How Patients Live at State Hospital

February 12, 1914

Note: This is only half the article. The first half is supposed to be on page 1, but despite what the paper says, the other half of the article seems to be completely missing.

[Continued from First Page]

go to the basement, where slippers are changed for shoes or boots and overalls put on to protect their clothing. Other patients are appropriately clothed for their respective duties. At 11:30 the patients return from their work, wash their faces and hands and change their clothing, if necessary, before dinner. Promptly at five minutes to twelve the bugle is sounded and the patients march to dinner, returning three-quarters of an hour later to their respective cottages in like manner as at breakfast. After a short rest they again return to their prescribed tasks. Those patients who are too feeble mentally and physically to be employed in any way are taken in the summer to the cool shady grove near the Hospital, and in the winter for short walks.

At 5.30 o’clock during the summer and at 5 the winter months the patients return from their work and make some changes in their toilet in preparation for supper as they did for the other meals. After supper is over the patients return to their cottages and indulge in various games and music until 8 o’clock.

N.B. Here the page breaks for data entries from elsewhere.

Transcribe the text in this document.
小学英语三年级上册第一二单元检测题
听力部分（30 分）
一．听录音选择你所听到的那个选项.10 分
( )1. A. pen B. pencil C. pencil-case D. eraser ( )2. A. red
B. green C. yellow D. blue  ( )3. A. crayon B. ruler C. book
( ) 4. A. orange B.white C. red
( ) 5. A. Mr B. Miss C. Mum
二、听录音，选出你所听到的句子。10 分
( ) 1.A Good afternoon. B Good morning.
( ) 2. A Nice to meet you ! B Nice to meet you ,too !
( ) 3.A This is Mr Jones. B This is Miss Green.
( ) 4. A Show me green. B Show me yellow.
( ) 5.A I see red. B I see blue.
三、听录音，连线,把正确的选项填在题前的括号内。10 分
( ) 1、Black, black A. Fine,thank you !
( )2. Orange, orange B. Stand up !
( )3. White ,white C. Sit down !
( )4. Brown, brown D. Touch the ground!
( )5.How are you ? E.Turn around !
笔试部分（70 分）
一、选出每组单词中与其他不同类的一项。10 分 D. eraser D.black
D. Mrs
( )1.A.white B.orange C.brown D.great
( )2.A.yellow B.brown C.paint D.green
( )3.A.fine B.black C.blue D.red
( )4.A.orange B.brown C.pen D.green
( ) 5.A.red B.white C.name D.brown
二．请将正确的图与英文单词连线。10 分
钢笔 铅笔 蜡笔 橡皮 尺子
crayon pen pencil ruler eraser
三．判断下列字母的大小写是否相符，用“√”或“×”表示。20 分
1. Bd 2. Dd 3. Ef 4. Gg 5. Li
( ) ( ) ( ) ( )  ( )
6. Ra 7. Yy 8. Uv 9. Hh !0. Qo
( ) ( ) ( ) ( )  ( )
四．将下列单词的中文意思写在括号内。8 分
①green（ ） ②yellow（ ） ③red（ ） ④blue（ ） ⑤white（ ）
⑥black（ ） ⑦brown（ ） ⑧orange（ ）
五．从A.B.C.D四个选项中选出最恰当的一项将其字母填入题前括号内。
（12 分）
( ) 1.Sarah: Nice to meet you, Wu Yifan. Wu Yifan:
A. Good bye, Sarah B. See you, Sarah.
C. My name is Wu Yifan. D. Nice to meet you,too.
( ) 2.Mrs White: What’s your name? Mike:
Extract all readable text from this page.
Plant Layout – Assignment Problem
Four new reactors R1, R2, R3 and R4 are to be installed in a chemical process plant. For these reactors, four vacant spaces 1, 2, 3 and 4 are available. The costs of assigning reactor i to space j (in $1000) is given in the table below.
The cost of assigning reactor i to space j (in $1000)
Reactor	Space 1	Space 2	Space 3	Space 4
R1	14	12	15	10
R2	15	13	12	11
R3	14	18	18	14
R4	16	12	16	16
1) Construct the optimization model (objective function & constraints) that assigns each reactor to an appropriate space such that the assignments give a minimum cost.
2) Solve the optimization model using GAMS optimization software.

(It is not all work and no play at Springfield, however, for, aside from the ordinary forms of amusement, the institution furnishes dances, moving pictures, amateur theatricals, picnics in the grove, various forms of athletic sports, such as baseball, basketball and soccer, and on holidays competitive games are held on the athletic field. Religious services are also held every Sunday by ministers of various denominations.)

At 5:30 tattoo is sounded and the patients go to the dormitories and prepare for the night. At 9 0’clock taps is sounded, all unnecessary lights are distinguished and the patients are then turned over to the care of the night nurses.

“The average patient after passing through a day so replete with activity and interest goes to sleep and, on waking the next morning, feels refreshed and benefited.”